The benchmark palm oil contract for May delivery on the Bursa Malaysia Derivatives Exchange closed up 40 ringgit, or 1.03%, to 3,918 ringgit ($952.13) a tonne, its highest since Feb. 14, 2011.
Palm is rising on continued strength in soyoil, but its rise is lagging those of its rivals because of weaker fundamentals, a Kuala Lumpur-based trader said.
Traders are awaiting official February supply and demand data, as well as cargo surveyor export data due on Wednesday.
A Reuters survey last week pegged end-February stockpile to rise 7% to 1.42 million tonnes amid higher output and stagnant exports.

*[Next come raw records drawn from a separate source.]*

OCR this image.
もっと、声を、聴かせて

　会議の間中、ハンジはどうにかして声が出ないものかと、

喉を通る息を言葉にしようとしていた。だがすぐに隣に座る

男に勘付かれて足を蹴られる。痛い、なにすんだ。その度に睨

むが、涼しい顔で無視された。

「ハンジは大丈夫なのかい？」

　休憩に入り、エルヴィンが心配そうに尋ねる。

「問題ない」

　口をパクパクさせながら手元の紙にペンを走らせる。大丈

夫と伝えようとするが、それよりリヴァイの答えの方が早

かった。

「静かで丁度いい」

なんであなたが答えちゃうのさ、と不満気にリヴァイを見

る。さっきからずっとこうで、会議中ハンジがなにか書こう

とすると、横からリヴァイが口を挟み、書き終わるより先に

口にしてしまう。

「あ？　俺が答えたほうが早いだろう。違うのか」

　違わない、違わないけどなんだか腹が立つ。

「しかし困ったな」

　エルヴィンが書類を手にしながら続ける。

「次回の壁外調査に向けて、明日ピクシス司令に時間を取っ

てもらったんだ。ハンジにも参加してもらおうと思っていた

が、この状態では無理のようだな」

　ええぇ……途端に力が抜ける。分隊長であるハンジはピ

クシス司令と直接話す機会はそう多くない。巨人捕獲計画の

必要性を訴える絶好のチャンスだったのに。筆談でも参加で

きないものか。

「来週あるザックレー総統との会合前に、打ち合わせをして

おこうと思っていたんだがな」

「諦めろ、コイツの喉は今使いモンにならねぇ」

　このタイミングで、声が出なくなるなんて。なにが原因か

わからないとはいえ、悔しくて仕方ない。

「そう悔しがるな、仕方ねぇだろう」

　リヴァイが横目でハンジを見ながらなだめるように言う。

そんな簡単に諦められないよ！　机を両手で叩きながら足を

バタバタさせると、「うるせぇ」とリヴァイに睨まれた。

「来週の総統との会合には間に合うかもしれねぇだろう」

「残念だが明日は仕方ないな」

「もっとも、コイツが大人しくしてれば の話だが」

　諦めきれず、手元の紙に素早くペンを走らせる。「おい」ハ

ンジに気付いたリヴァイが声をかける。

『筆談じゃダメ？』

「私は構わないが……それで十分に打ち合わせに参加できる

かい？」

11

India's palm oil imports are set to rebound in March and April to meet rising demand from hotels and restaurants, as lower shipments last month have depleted stocks, according to industry participants.
Dalian's most-active soyoil contract rose 0.7%, while its palm oil contract fell 1.6%. Soyoil prices on the Chicago Board of Trade were up 1.3%.
The gains in soyoil were underpinned by concerns over supply as agribusiness consultancy AgRural said on Monday that Brazilian farmers reaped less soybeans than expected from fields last week as rains continued to disrupt the work of harvesters.
Palm oil is affected by price movements in related oils as they compete for a share in the global vegetable oils market.
Oil prices rose towards $69 a barrel as investors focused on prospects for tighter supply due to extended OPEC+ output curbs, making palm a more attractive option for biodiesel feedstock.